Secondo il giudice amministrativo nell’ordinamento vige il principio generale secondo il quale il medico è libero nel poter prescrivere il farmaco che, per sua scienza ed esperienza, ritiene essere quello più adatto alle condizioni patologiche del suo paziente. La regione può limitare questa libertà in funzione di altre esigenze, quali possono essere quelle del contenimento della spesa, solo se risulti scientificamente provata “l’equivalenza terapeutica tra medicinali basati su diversi principi attivi”: una limitazione di tal fatta deve però essere sorretta da motivate e documentate valutazioni dell’AIFA, in caso contrario ciò costituisce una lesione delle prerogative professionali dei medici”.

3) Diritto alla continuità terapeutica
Infine il giudice amministrativo censura specificamente anche l’effetto che la deliberazione della Giunta regionale avrebbe nei confronti dei pazienti già trattati con la rosuvastatina, i quali si vedrebbero sottrarre il medicinale da un giorno all’altro: secondo il Tar sarebbe stato ragionevole trovare un “punto di equilibrio tra i diversi interessi variamente implicati dalla delibera impugnata” e ciò si sarebbe potuto individuare “temperando la rigidità dei meccanismi sanzionatori e premiali in relazione ad ipotesi di motivata deroga al raggiungimento degli obiettivi di risparmio” mediante la declaratoria di irrilevanza, ai fini del computo delle percentuali di spesa definite negli obiettivi, delle prescrizioni terapeutiche “motivatamente indirizzate verso i trattamenti farmacologici più costosi, laddove giustificate da esigenze di cura non altrimenti perseguibili in modo egualmente efficace”.

Le conclusioni
Il caso discusso fa emergere una serie di potenziali conflitti di interesse e ruoli. Fatta salva la necessità di operare nell’ottica del contenimento della spesa sanitaria e farmaceutica, dalla sentenza del Tar piemontese si evince l’impossibilità per la AUSL di operare secondo criteri che rimandano a una valutazione di carattere scientifico, di competenza dell’AIFA. Tuttavia, l’azienda Sanitaria è emanazione della Regione che sostituisce il soggetto assicuratore universale, in nome e per conto dello Stato. Ne consegue che la AUSL, erogando la prestazione sanitaria, ne gestisce anche il pagamento, valutandone – in astratto – l’appropriatezza. In pratica, l’Azienda Sanitaria si controlla da sola.  Chiamata a intervenire sulla riduzione della spesa, lo fa con strumenti giuridici insufficienti e inadeguati. 
 
Conclude Boccalatte: “Si può quindi addirittura configurare una vera e propria nuova dimensione del conflitto di interessi in materia farmaceutica che va ben oltre i tanto stigmatizzati complotti della cosiddetta Big Pharma: il conflitto di interessi del direttore generale. Una normativa come quella congegnata dalla deliberazione in oggetto, cioè, trasforma (o meglio: ha il precipuo scopo di trasformare) ogni direttore generale, e a cascata i medici, in un soggetto portatore di interessi potenzialmente in conflitto con l’obiettivo del Servizio sanitario, cioè la tutela della salute dei cittadini italiani. Egli viene insomma posto strutturalmente davanti a un dilemma: difendere la propria posizione lavorativa o prescrivere un medicinale appropriato ma costoso.

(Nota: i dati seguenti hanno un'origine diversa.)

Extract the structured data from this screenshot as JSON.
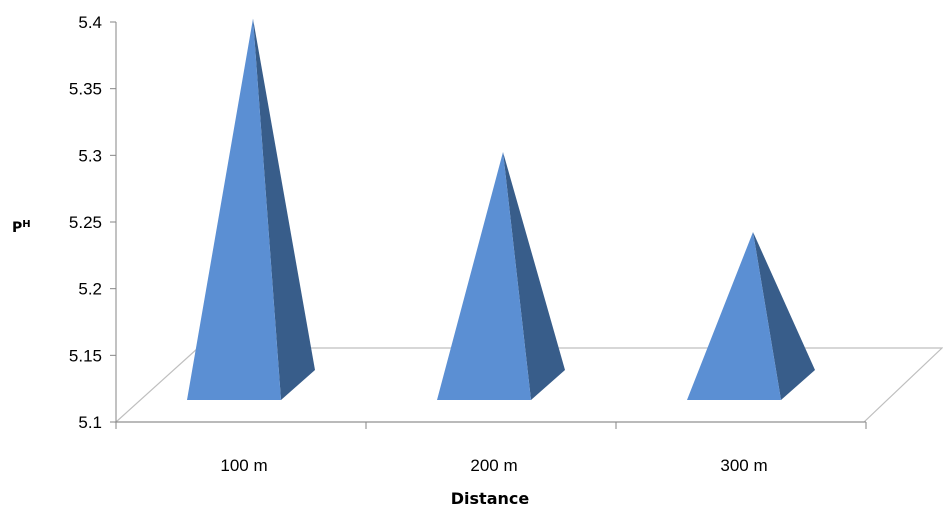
{
  "chart_data": {
    "type": "bar",
    "bar_shape": "pyramid",
    "categories": [
      "100 m",
      "200 m",
      "300 m"
    ],
    "values": [
      5.38,
      5.28,
      5.22
    ],
    "xlabel": "Distance",
    "ylabel": "P",
    "ylabel_sup": "H",
    "ylim": [
      5.1,
      5.4
    ],
    "yticks": [
      "5.1",
      "5.15",
      "5.2",
      "5.25",
      "5.3",
      "5.35",
      "5.4"
    ],
    "grid": false,
    "legend": "none",
    "colors": {
      "front_face": "#5b8fd3",
      "side_face": "#385d8a",
      "floor_line": "#bfbfbf",
      "axis_line": "#868686"
    }
  }
}
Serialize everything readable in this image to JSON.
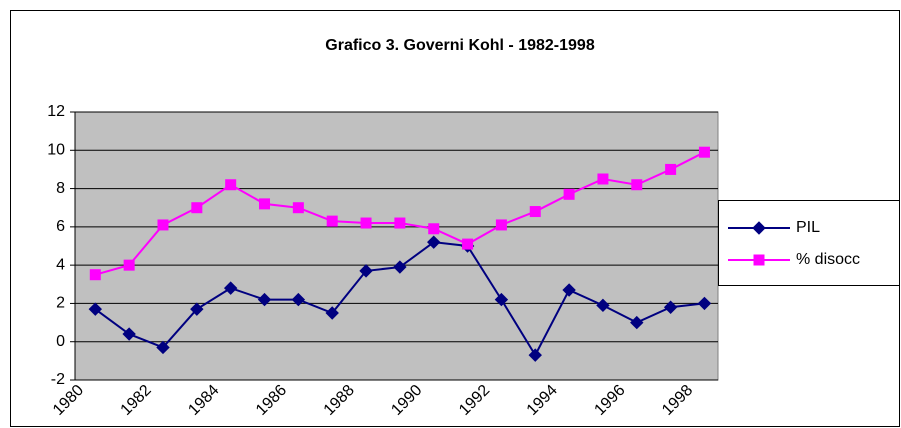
{
  "chart_data": {
    "type": "line",
    "title": "Grafico 3. Governi Kohl - 1982-1998",
    "categories": [
      "1980",
      null,
      "1982",
      null,
      "1984",
      null,
      "1986",
      null,
      "1988",
      null,
      "1990",
      null,
      "1992",
      null,
      "1994",
      null,
      "1996",
      null,
      "1998"
    ],
    "series": [
      {
        "name": "PIL",
        "color": "#000080",
        "marker": "diamond",
        "values": [
          1.7,
          0.4,
          -0.3,
          1.7,
          2.8,
          2.2,
          2.2,
          1.5,
          3.7,
          3.9,
          5.2,
          5.0,
          2.2,
          -0.7,
          2.7,
          1.9,
          1.0,
          1.8,
          2.0
        ]
      },
      {
        "name": "% disocc",
        "color": "#ff00ff",
        "marker": "square",
        "values": [
          3.5,
          4.0,
          6.1,
          7.0,
          8.2,
          7.2,
          7.0,
          6.3,
          6.2,
          6.2,
          5.9,
          5.1,
          6.1,
          6.8,
          7.7,
          8.5,
          8.2,
          9.0,
          9.9
        ]
      }
    ],
    "ylim": [
      -2,
      12
    ],
    "yticks": [
      -2,
      0,
      2,
      4,
      6,
      8,
      10,
      12
    ],
    "grid": true,
    "legend": "right"
  }
}
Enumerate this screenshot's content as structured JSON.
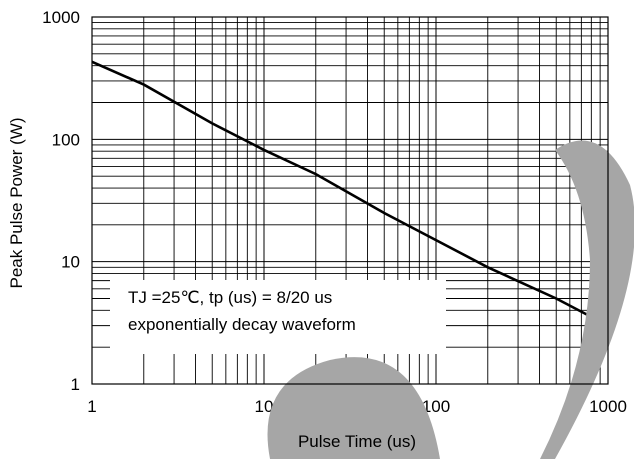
{
  "chart_data": {
    "type": "line",
    "title": "",
    "xlabel": "Pulse Time (us)",
    "ylabel": "Peak Pulse Power (W)",
    "xscale": "log",
    "yscale": "log",
    "xlim": [
      1,
      1000
    ],
    "ylim": [
      1,
      1000
    ],
    "grid": true,
    "x_ticks": [
      "1",
      "10",
      "100",
      "1000"
    ],
    "y_ticks": [
      "1",
      "10",
      "100",
      "1000"
    ],
    "series": [
      {
        "x": [
          1,
          2,
          5,
          10,
          20,
          50,
          100,
          200,
          500,
          1000
        ],
        "y": [
          430,
          280,
          135,
          82,
          52,
          25,
          15,
          9,
          5,
          3
        ]
      }
    ],
    "annotation": {
      "line1": "TJ =25℃, tp (us) = 8/20 us",
      "line2": "exponentially decay waveform"
    },
    "colors": {
      "line": "#000000",
      "grid": "#000000",
      "watermark": "#a6a6a6"
    }
  }
}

È una china pericolosa che rischia di snaturare il SSN. La scelta del Tar di valutare attentamente e accogliere ben quattro dei cinque motivi di ricorso, mentre sarebbe stato sufficiente accogliere solo il primo motivo e non andare oltre, sembra trovare la propria motivazione in questa sensazione di allarme che promana dall’operato della regione e nella volontà di sviscerare sino in fondo le conseguenze negative e pericolose della fattispecie in esame”.